Separation anxiety: “it felt like my heart was aching”
As a first time mum, I didn’t really know there was a problem until my daughter was nine months old. I knew I didn’t feel like myself from the very beginning, but I just assumed all new mums felt like that. I also suffered from OCD as a teenager which flared back up after the birth of my first daughter.
The first time I remember feeling separation anxiety was when my daughter was 3 weeks old. I went out without her for a meal with my friends. This was the first time I had left her at home and after about 45 minutes, I started to feel odd. I couldn’t concentrate on the conversation, all I could think about was getting home to her. When I got home all the love rushed through me and I cried as I held her in my arms. In hindsight I wasn’t ready to leave her, I wasn’t ready for my life to resume as it had been before.
In hindsight I wasn't ready to leave her, I wasn't ready for my life to resume as it had been before.
As I watched people with their babies around me it looked much easier for them. I was anxious a lot of the time, striving for perfection and beating myself up if things didn’t go to plan. My friends were able to go out and enjoy evenings without their babies, but I just couldn’t enjoy myself. Mentally, I needed the break because having a newborn is not easy, but every time I was away from her I felt an emptiness in my heart. It was a constant battle for many months.
What did it feel like for you?
It felt like my heart was aching when she was not with me. I wasn’t worried about her because I knew she was being well cared for, but I felt a mixture of guilt and longing.
...every time I was away from her I felt an emptiness in my heart.
For months I compared myself to others and couldn’t understand why I wasn’t able to feel like an individual. Obviously I missed her but it was more than that, it felt like we were somehow meshed together as one person and when we weren’t together, it was like missing an important piece of myself.
Did you feel this way with both your children, or was it more prominent with your first daughter?
I only experienced separation anxiety with my first daughter.
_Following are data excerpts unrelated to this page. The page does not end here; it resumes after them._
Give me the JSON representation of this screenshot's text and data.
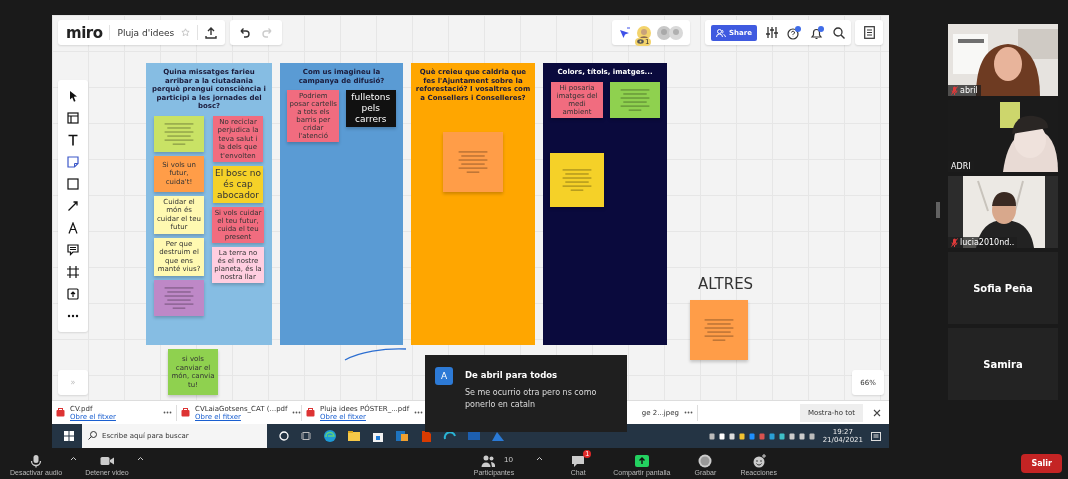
{
  "miro": {
    "logo": "miro",
    "board_title": "Pluja d'idees",
    "starred": false,
    "viewers": "1",
    "share": "Share",
    "zoom_level": "66%",
    "expand": "»"
  },
  "frames": [
    {
      "title": "Quina missatges farieu arribar a la ciutadania perquè prengui consciència i participi a les jornades del bosc?",
      "color": "#86bde3",
      "stacks": [
        {
          "notes": [
            {
              "kind": "scribble",
              "color": "#c9e265"
            },
            {
              "kind": "medium",
              "text": "Si vols un futur, cuida't!",
              "color": "#ff9d48"
            },
            {
              "kind": "medium",
              "text": "Cuidar el món és cuidar el teu futur",
              "color": "#fff9b1"
            },
            {
              "kind": "medium",
              "text": "Per que destruim el que ens manté vius?",
              "color": "#fff9b1"
            },
            {
              "kind": "scribble",
              "color": "#be88c7"
            }
          ]
        },
        {
          "notes": [
            {
              "kind": "medium",
              "text": "No reciclar perjudica la teva salut i la dels que t'envolten",
              "color": "#f16c7f"
            },
            {
              "kind": "large",
              "text": "El bosc no és cap abocador",
              "color": "#f5d128"
            },
            {
              "kind": "small",
              "text": "Si vols cuidar el teu futur, cuida el teu present",
              "color": "#f16c7f"
            },
            {
              "kind": "small",
              "text": "La terra no és el nostre planeta, és la nostra llar",
              "color": "#ffcee0"
            }
          ]
        }
      ]
    },
    {
      "title": "Com us imagineu la campanya de difusió?",
      "color": "#5a9bd4",
      "stacks": [
        {
          "notes": [
            {
              "kind": "small",
              "text": "Podriem posar cartells a tots els barris per cridar l'atenció",
              "color": "#f16c7f"
            }
          ]
        },
        {
          "notes": [
            {
              "kind": "large",
              "text": "fulletons pels carrers",
              "color": "#111111"
            }
          ]
        }
      ]
    },
    {
      "title": "Què creieu que caldria que fes l'Ajuntament sobre la reforestació? I vosaltres com a Consellers i Conselleres?",
      "color": "#ffa600",
      "stacks": [
        {
          "notes": [
            {
              "kind": "scribble",
              "color": "#ff9d48"
            }
          ]
        }
      ]
    },
    {
      "title": "Colors, títols, imatges...",
      "color": "#0a0a3d",
      "stacks": [
        {
          "notes": [
            {
              "kind": "small",
              "text": "Hi posaria imatges del medi ambient",
              "color": "#f16c7f"
            },
            {
              "kind": "scribble",
              "color": "#f5d128"
            }
          ]
        },
        {
          "notes": [
            {
              "kind": "scribble",
              "color": "#8fd14f"
            }
          ]
        }
      ]
    }
  ],
  "loose": {
    "heading": "ALTRES",
    "notes": [
      {
        "kind": "scribble",
        "color": "#ff9d48"
      },
      {
        "kind": "medium",
        "text": "si vols canviar el món, canvia tu!",
        "color": "#8fd14f"
      }
    ]
  },
  "downloads": {
    "items": [
      {
        "file": "CV.pdf",
        "action": "Obre el fitxer"
      },
      {
        "file": "CVLaiaGotsens_CAT (...pdf",
        "action": "Obre el fitxer"
      },
      {
        "file": "Pluja idees PÓSTER_...pdf",
        "action": "Obre el fitxer"
      },
      {
        "file": "ge 2...jpeg"
      }
    ],
    "show_all": "Mostra-ho tot"
  },
  "taskbar": {
    "search_placeholder": "Escribe aquí para buscar",
    "time": "19:27",
    "date": "21/04/2021"
  },
  "notification": {
    "avatar": "A",
    "title": "De abril para todos",
    "message": "Se me ocurrio otra pero ns como ponerlo en cataln"
  },
  "participants": [
    {
      "name": "abril",
      "kind": "video",
      "muted": true
    },
    {
      "name": "ADRI",
      "kind": "video",
      "muted": false
    },
    {
      "name": "lucia2010nd..",
      "kind": "video",
      "muted": true
    },
    {
      "name": "Sofia Peña",
      "kind": "name"
    },
    {
      "name": "Samira",
      "kind": "name"
    }
  ],
  "controls": [
    {
      "kind": "mic",
      "label": "Desactivar audio",
      "caret": true
    },
    {
      "kind": "camera",
      "label": "Detener video",
      "caret": true
    },
    {
      "kind": "people",
      "label": "Participantes",
      "count": "10",
      "caret": true
    },
    {
      "kind": "chat",
      "label": "Chat",
      "badge": "1",
      "caret": false
    },
    {
      "kind": "share",
      "label": "Compartir pantalla",
      "caret": false
    },
    {
      "kind": "record",
      "label": "Grabar",
      "caret": false
    },
    {
      "kind": "reaction",
      "label": "Reacciones",
      "caret": false
    }
  ],
  "leave": "Salir"
}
I think this was because first time round I lacked self-trust and set my expectations too high. I relied on advice from other people and books I had read. I believed she had to be in a strict routine, had to fall asleep without being in my arms and that I should be able to pick myself up and continue with life. Second time round I listened to my instincts and did exactly what I thought was right.
I kept her with me, I cuddled her while she slept and only left her when I felt ready. I put my life on hold for longer and lowered my expectations of everything. My counselling helped greatly with my self-trust and I am so glad I worked on this before having my second child.
...I listened to my instincts and did exactly what I thought was right.
How did you manage it?
When my first daughter was nine months I sought counselling. It took me a long time to realise that what I was experiencing, was anxiety. Once I took the first step life gradually became easier. It took a lot of work, both in therapy and at home, for me to feel like a separate individual, but things are much better now. I believe the work I've done with my counsellor has also coached me to help my daughter feel more individual, as I’m quite sure the separation anxiety was from both sides.
Had you experienced separation anxiety as a child, or was the first time with your own children?
I don’t remember experiencing separation anxiety as a child, but then it was a very long time ago!
How do other people react when you exhibit separation anxiety?
As a sufferer of OCD as a teenager, I became rather experienced at hiding my feelings. My husband knew there was a problem and he was very supportive. I've opened up to family members more recently, for most of them it comes as a surprise.
Do you know anyone else who also experiences this?
Yes, another of my friends went through something similar, but we were both in denial so didn’t share experiences until much later on.
What advice would you give to others experiencing separation anxiety?
Anxiety often stems from low self-trust and/or low self-worth as a result of your life experiences. I have changed many things in my life to improve my anxiety, but without a doubt, it was counselling that made the biggest impact for me. If you are putting off having counselling because you are scared it’s going to open up lots of uncomfortable feelings, then I totally understand that.
You are right, it's more than likely going to be uncomfortable, you may cry harder than you knew possible and feel lower at first. But the crying acts as a release and slowly, you should start to free yourself up for more positive things.
I have changed many things in my life to improve my anxiety, but without a doubt it was counselling that made the biggest impact for me.